On January 1 and 2, the moon will be the closest that it will be to Earth for the entire 2018 in an astronomical event that will excite space enthusiasts.
In the first couple days of 2018, the moon will be just 356,565 km on January 1, and 356,846 km on January 2.
Gianluca Masi, astrophysicist and scientific director of the Virtual Telescope Project, said: The next full supermoon will appear a bit more than 7% bigger and a bit brighter than an average full Moon, but casual stargazers will not recognise this at their first glance.
“These differences are very small, only experienced observers can possibly note them, but they add charm to the event, a precious opportunity to admire our natural satellite in the night sky context, an increasingly overlooked and forgotten landscape.”
Those at home who do not have a telescope to study the moon in spectacular detail will be able to watch the event live on the Virtual Telescope website.

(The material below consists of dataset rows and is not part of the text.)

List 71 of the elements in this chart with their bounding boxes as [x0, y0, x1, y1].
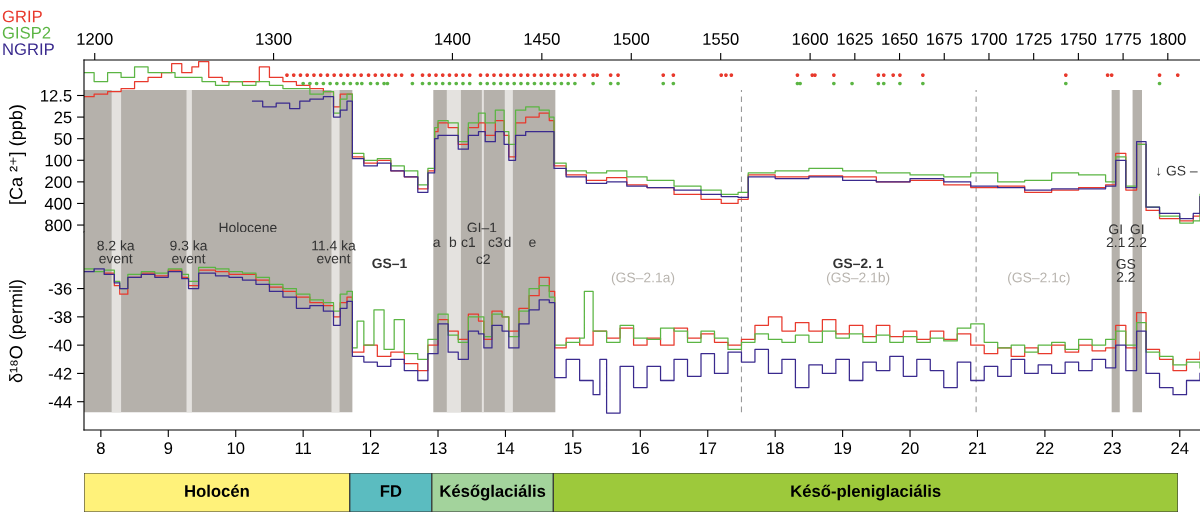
x-tick-label: 11 [295, 442, 311, 454]
annotation: GS–1 [372, 258, 407, 269]
annotation: (GS–2.1c) [1008, 272, 1070, 286]
x2-tick-label: 1700 [971, 33, 1007, 45]
x-tick-label: 8 [96, 442, 105, 455]
x-tick-label: 20 [901, 442, 919, 455]
x-tick-label: 24 [1171, 442, 1189, 454]
y-tick-label: 50 [54, 133, 72, 145]
annotation: GS–2. 1 [833, 258, 884, 269]
x2-tick-label: 1450 [524, 33, 560, 45]
annotation: GI–1 [467, 222, 497, 233]
annotation: c3 [488, 237, 503, 248]
text: NGRIP [3, 43, 54, 56]
x-tick-label: 13 [430, 442, 447, 455]
y-axis-title: [Ca ²⁺] (ppb) [9, 105, 26, 204]
y-tick-label: 800 [45, 219, 72, 232]
annotation: Holocene [219, 222, 277, 233]
annotation: e [529, 239, 536, 248]
x2-tick-label: 1750 [1061, 33, 1097, 45]
x-tick-label: 21 [969, 442, 986, 454]
x2-tick-label: 1300 [256, 33, 292, 45]
annotation: GS 2.2 [1116, 259, 1136, 282]
x-tick-label: 10 [227, 442, 245, 455]
y-tick-label: -40 [48, 339, 72, 352]
x2-tick-label: 1650 [882, 33, 918, 45]
x-tick-label: 18 [767, 442, 784, 455]
annotation: (GS–2.1b) [826, 272, 890, 286]
x-tick-label: 14 [497, 442, 515, 454]
x-tick-label: 17 [699, 442, 717, 454]
series-label: Késő-pleniglaciális [791, 484, 941, 501]
y-tick-label: -42 [48, 367, 72, 380]
y-tick-label: 12.5 [41, 89, 72, 102]
x-tick-label: 16 [632, 442, 649, 455]
series-label: FD [380, 485, 402, 497]
annotation: c1 [461, 237, 476, 248]
y-axis-title: δ¹⁸O (permil) [9, 280, 26, 383]
annotation: d [504, 236, 511, 248]
y-tick-label: 400 [44, 197, 72, 210]
x2-tick-label: 1625 [837, 33, 873, 45]
y-tick-label: 200 [45, 176, 72, 189]
annotation: a [433, 239, 441, 248]
annotation: ↓ GS – [1157, 165, 1198, 176]
x2-tick-label: 1400 [435, 33, 471, 45]
x2-tick-label: 1550 [703, 33, 739, 45]
x2-tick-label: 1600 [792, 33, 828, 45]
annotation: 8.2 ka event [97, 240, 135, 264]
y-tick-label: 100 [45, 154, 72, 167]
y-tick-label: -38 [48, 311, 72, 324]
x2-tick-label: 1725 [1016, 33, 1052, 45]
x-tick-label: 12 [362, 442, 380, 454]
series-label: Későglaciális [440, 484, 546, 501]
x2-tick-label: 1800 [1150, 33, 1186, 45]
annotation: (GS–2.1a) [611, 272, 675, 286]
x2-tick-label: 1500 [614, 33, 650, 45]
y-tick-label: -44 [48, 396, 72, 408]
x-tick-label: 23 [1103, 442, 1121, 455]
annotation: b [449, 236, 457, 248]
y-tick-label: -36 [48, 282, 72, 295]
y-tick-label: 25 [54, 111, 72, 124]
x-tick-label: 9 [164, 442, 173, 455]
x2-tick-label: 1675 [926, 33, 963, 45]
text: GISP2 [2, 26, 51, 39]
text: GRIP [2, 10, 42, 23]
x-tick-label: 22 [1036, 442, 1054, 454]
series-label: Holocén [185, 484, 249, 497]
x-tick-label: 19 [834, 442, 852, 455]
annotation: c2 [476, 254, 490, 265]
annotation: 9.3 ka event [170, 240, 208, 264]
x-tick-label: 15 [564, 442, 582, 455]
x2-tick-label: 1775 [1105, 33, 1141, 45]
x2-tick-label: 1200 [77, 33, 113, 45]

The event kicks off at 17.00 on January 1 where a camera will follow the moon all night.
While many will be hoping to spot the supermoon with their own eyes, Britons may typically be out of luck with the Met Office forecasting clouds for the opening of the new year, with a chance of rain.
The clouding might make the supermoon difficult to fully appreciate, leaving the online broadcast as the best bet.
A full moon is classed as being a supermoon if it is less than 364,000 kilometres away from the Earth.
A supermoon during the winter is considered ‘supersized’ by experts.
This is because the Earth is the closest to the sun in December, which means its gravity pulls the moon closer to the planet.